Julian Assange remained holed up in Ecuador's London embassy on Friday with police guarding its exits, as Britain's government warned that the diplomatic row over the WikiLeaks founder could go on for years.
Ecuador granted asylum on Thursday to Assange -- whose website enraged the United States by publishing a vast cache of confidential government files -- but Britain has vowed not to grant him safe passage out of the country.
Foreign Secretary William Hague said the government was obliged under its own law to extradite the Australian national to Sweden, where he is wanted for questioning over alleged sex crimes.
"No-one, least of all the government of Ecuador, should be in any doubt that we are determined to carry out our legal obligation to see Mr Assange extradited to Sweden," Hague told a press conference on Thursday.
He admitted that the stalemate could continue for months or even years.
Around ten police were stationed outside the embassy early Friday, ready to arrest 41-year-old Assange if he leaves the building.
WikiLeaks condemned the continued police presence as "intimidation tactics". A handful of Assange's supporters camped overnight outside the embassy in London's plush Knightsbridge district, sleeping on pieces of cardboard.
Assange has not left the embassy since June 19, when he walked in and claimed asylum.
WikiLeaks said on Twitter that he would give a statement in front of the embassy on Sunday, though it did not specify whether this would involve leaving the building and, if so, how he would do this without being arrested.
Under normal diplomatic procedures, embassies are considered the territory of the countries they represent and cannot be entered without permission.
But Britain angered Ecuador on Thursday by suggesting it could invoke a domestic law allowing it to breach the usual rules and go in to arrest Assange.
WikiLeaks spokesman Kristinn Hrafnsson on Thursday warned Britain against any attempt to enter the building, saying this would "risk upsetting diplomatic relations all over the world".
"Hopefully, we will see the decision resolved in a civilised manner," he told AFP.
Entering the embassy without Ecuador's permission would challenge a fundamental principle of diplomacy, and the threat has left Britain in unchartered legal waters.
But Britain's representative in Ecuador, Philip Barton, said London was "committed to finding a mutually acceptable solution to this problem."

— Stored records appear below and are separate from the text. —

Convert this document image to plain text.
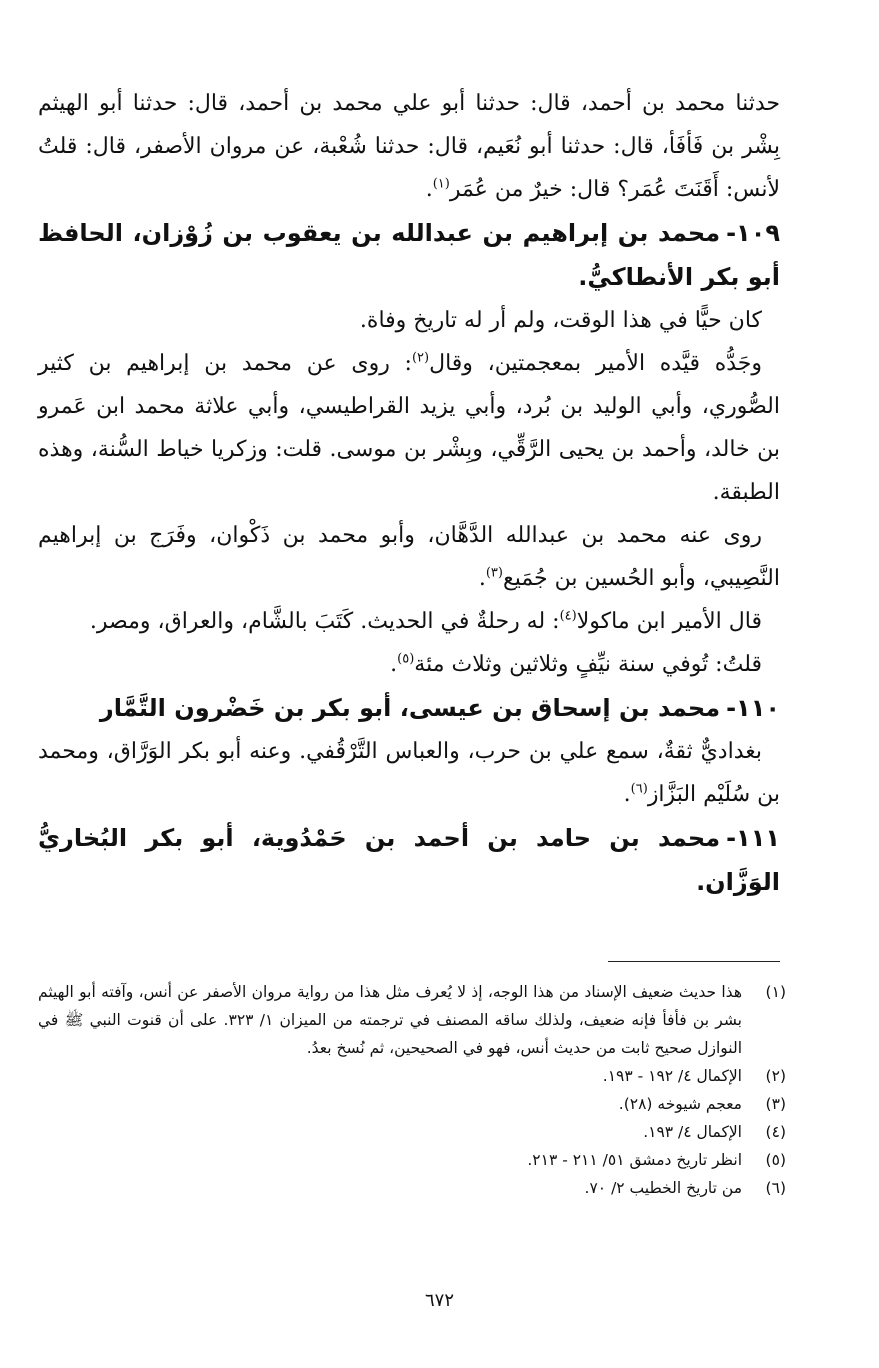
حدثنا محمد بن أحمد، قال: حدثنا أبو علي محمد بن أحمد، قال: حدثنا أبو الهيثم بِشْر بن فَأفَأ، قال: حدثنا أبو نُعَيم، قال: حدثنا شُعْبة، عن مروان الأصفر، قال: قلتُ لأنس: أَقَنَتَ عُمَر؟ قال: خيرٌ من عُمَر$^{(١)}$.

١٠٩-محمد بن إبراهيم بن عبدالله بن يعقوب بن زُوْزان، الحافظ أبو بكر الأنطاكيُّ.

كان حيًّا في هذا الوقت، ولم أر له تاريخ وفاة.

وجَدُّه قيَّده الأمير بمعجمتين، وقال$^{(٢)}$: روى عن محمد بن إبراهيم بن كثير الصُّوري، وأبي الوليد بن بُرد، وأبي يزيد القراطيسي، وأبي علاثة محمد ابن عَمرو بن خالد، وأحمد بن يحيى الرَّقِّي، وبِشْر بن موسى. قلت: وزكريا خياط السُّنة، وهذه الطبقة.

روى عنه محمد بن عبدالله الدَّهَّان، وأبو محمد بن ذَكْوان، وفَرَج بن إبراهيم النَّصِيبي، وأبو الحُسين بن جُمَيع$^{(٣)}$.

قال الأمير ابن ماكولا$^{(٤)}$: له رحلةٌ في الحديث. كَتَبَ بالشَّام، والعراق، ومصر.

قلتُ: تُوفي سنة نيِّفٍ وثلاثين وثلاث مئة$^{(٥)}$.

١١٠-محمد بن إسحاق بن عيسى، أبو بكر بن خَضْرون التَّمَّار

بغداديٌّ ثقةٌ، سمع علي بن حرب، والعباس التَّرْقُفي. وعنه أبو بكر الوَرَّاق، ومحمد بن سُلَيْم البَزَّاز$^{(٦)}$.

١١١-محمد بن حامد بن أحمد بن حَمْدُوية، أبو بكر البُخاريُّ الوَزَّان.

(١)
هذا حديث ضعيف الإسناد من هذا الوجه، إذ لا يُعرف مثل هذا من رواية مروان الأصفر عن أنس، وآفته أبو الهيثم بشر بن فأفأ فإنه ضعيف، ولذلك ساقه المصنف في ترجمته من الميزان ١/ ٣٢٣. على أن قنوت النبي ﷺ في النوازل صحيح ثابت من حديث أنس، فهو في الصحيحين، ثم نُسخ بعدُ.
(٢)
الإكمال ٤/ ١٩٢ - ١٩٣.
(٣)
معجم شيوخه (٢٨).
(٤)
الإكمال ٤/ ١٩٣.
(٥)
انظر تاريخ دمشق ٥١/ ٢١١ - ٢١٣.
(٦)
من تاريخ الخطيب ٢/ ٧٠.
٦٧٢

A spokeswoman for the Foreign Office declined to say whether meetings would be held with Ecuadorean officials on Friday to attempt to end the impasse.
The Organization of American States, which has held an emergency session, said it would decide Friday whether to call a meeting of its foreign ministers. Britain has observer status in the OAS.
Ecuador has called a meeting of foreign ministers from the South American regional bloc UNASUR on Sunday.
"Nobody is going to scare us," Ecuador's President Rafael Correa said on his Twitter account, minutes before the decision was announced.
Ecuadorean Foreign Minister Ricardo Patino said his government reached its decision after Britain, Sweden and the United States refused to provide guarantees that Assange would not be passed on from Sweden to the US.
In 2010, WikiLeaks obtained and published online an enormous cache of US military documents on the war in Iraq and Afghanistan and diplomatic cables that deeply embarrassed the US.
Supporters fear Assange could face the death penalty if sent to Washington, pointing to its harsh treatment of Bradley Manning, the soldier on trial for allegedly leaking hundreds of thousands of military files to WikiLeaks.
Washington has denied that it is lobbying Britain or Sweden to take Assange into custody.
"With regard to the charge that the US was intent on persecuting him, I reject that completely," State Department spokeswoman Victoria Nuland said.
"It is an issue among the countries involved and we are not planning to interject ourselves."
Assange, meanwhile, thanked Ecuador on Thursday for its "courageous" decision.
"While today is a historic victory, our struggles have just begun. The unprecedented US investigation against WikiLeaks must be stopped," he said.